Things have shifted a bit since then, with the intervening Starboy era, a wry turn on American Dad!, and the “Young Turks” homage “Blinding Lights.” And in this transitional space as an artist, and in partnership with filmmaker Trey Edward Shults (who made the masterpiece Krisha and a bunch of other, frustrating films- seriously, someone needs to take his aspect ratios away until he learns that a flourish ungrounded in artistic philosophy is meaningless), we’re given Hurry Up Tomorrow, a sleek scream of the soul that aims for Pink Floyd The Wall, Misery, and Deconstructing Harry but more often than not wallows in elegantly stage-managed mess and meticulous explorations of the Isn’t It A Shame About Crazy Women Who Won’t Understand Me No Matter How Hard I Try subgenre.
Quite seriously, this feels way too rooted in visceral paranoia and anxiety not to be exorcising some real shit, but despite a late third act moment that is genuinely moving and evocative (perhaps because it benefits from the contrast of the recursive saywhutnow of the rest of the film), what you take away from Hurry Up Tomorrow is a sincere concern that it’s going to someday be used as evidence in divorce proceedings.
Playing a fictionalized version of himself, Tesfaye commits to the drama of the situation. There is no winking at the camera, or ironic distance. Styled in a way that calls to mind Barton Fink (character and film), there’s a lot going on, and regardless of how this film hits you, there is something very appealing about being able to have an emotional exorcism on this kind of high-end production-designed scale. Who wouldn’t want to craft something like this with costars like Jenna Ortega (giving 1986 Jennifer Beals in the best possible way) and Barry Keoghan (hypersymbolic and staggeringly underwritten) and then invite your therapist to the premiere? [NOTE: I don’t know if that’s exactly how it went down, but you don’t make a film like this and then not get your therapist to watch it.]

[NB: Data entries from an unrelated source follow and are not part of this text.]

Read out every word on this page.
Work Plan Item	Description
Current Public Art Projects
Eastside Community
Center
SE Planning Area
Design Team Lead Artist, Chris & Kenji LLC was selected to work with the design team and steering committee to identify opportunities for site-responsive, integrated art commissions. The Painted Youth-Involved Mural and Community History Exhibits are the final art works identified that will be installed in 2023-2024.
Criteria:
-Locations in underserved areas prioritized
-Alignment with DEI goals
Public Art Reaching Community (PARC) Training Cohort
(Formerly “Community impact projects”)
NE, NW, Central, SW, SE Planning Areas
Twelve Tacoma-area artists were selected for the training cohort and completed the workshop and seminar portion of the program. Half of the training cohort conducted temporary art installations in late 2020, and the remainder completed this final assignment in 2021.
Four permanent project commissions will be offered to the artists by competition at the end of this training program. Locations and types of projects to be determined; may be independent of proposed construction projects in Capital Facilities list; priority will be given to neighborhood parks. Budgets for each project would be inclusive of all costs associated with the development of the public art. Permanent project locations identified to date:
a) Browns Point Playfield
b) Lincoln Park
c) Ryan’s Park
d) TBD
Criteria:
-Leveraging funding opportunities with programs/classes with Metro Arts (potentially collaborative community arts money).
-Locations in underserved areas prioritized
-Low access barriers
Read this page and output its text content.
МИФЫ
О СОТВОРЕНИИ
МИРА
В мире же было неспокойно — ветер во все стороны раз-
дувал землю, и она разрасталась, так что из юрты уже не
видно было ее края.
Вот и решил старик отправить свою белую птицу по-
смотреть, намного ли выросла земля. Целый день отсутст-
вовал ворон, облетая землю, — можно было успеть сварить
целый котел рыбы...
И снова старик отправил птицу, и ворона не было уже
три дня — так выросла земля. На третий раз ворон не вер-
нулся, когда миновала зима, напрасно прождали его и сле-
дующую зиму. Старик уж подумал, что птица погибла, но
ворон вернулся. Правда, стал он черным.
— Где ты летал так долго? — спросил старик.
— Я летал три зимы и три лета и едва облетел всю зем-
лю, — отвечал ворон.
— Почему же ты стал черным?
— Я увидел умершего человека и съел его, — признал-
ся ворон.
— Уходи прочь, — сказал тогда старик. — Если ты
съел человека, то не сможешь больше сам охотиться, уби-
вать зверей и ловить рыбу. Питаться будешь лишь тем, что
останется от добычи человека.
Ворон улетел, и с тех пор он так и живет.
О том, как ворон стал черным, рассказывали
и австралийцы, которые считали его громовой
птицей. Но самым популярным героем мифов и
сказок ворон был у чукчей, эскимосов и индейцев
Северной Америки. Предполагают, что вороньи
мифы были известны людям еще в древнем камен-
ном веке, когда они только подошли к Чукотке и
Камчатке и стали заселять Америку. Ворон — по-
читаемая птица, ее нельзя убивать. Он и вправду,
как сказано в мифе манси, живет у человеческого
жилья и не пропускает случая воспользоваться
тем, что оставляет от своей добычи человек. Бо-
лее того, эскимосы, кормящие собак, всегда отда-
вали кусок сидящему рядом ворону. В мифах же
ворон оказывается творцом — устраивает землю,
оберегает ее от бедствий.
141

I’d read a lot of the advance word on this, mostly negative in tone, and bought my ticket because you don’t want to pass up the chance to see something that has that kind of impact on the discourse. It’s not a disaster, and nothing about it is accidental- this is absolutely the film that all involved parties wanted to make. It’s sometimes fascinating, sometimes enervating, and absolutely something to behold in a mall multiplex. And despite what some reviews would have you believe, this is not The Weeknd’s Under The Cherry Moon*. It’s his 3 Chains O’ Gold, but using The Sacrifice of Victor as its foundation**.
* Under The Cherry Moon is a zippy delight, and absolutely worth a watch.
** The Seimetz Cut of The Idol and Ezra Edelman’s nine-hour Prince doc are the two things I want to see more than anything else.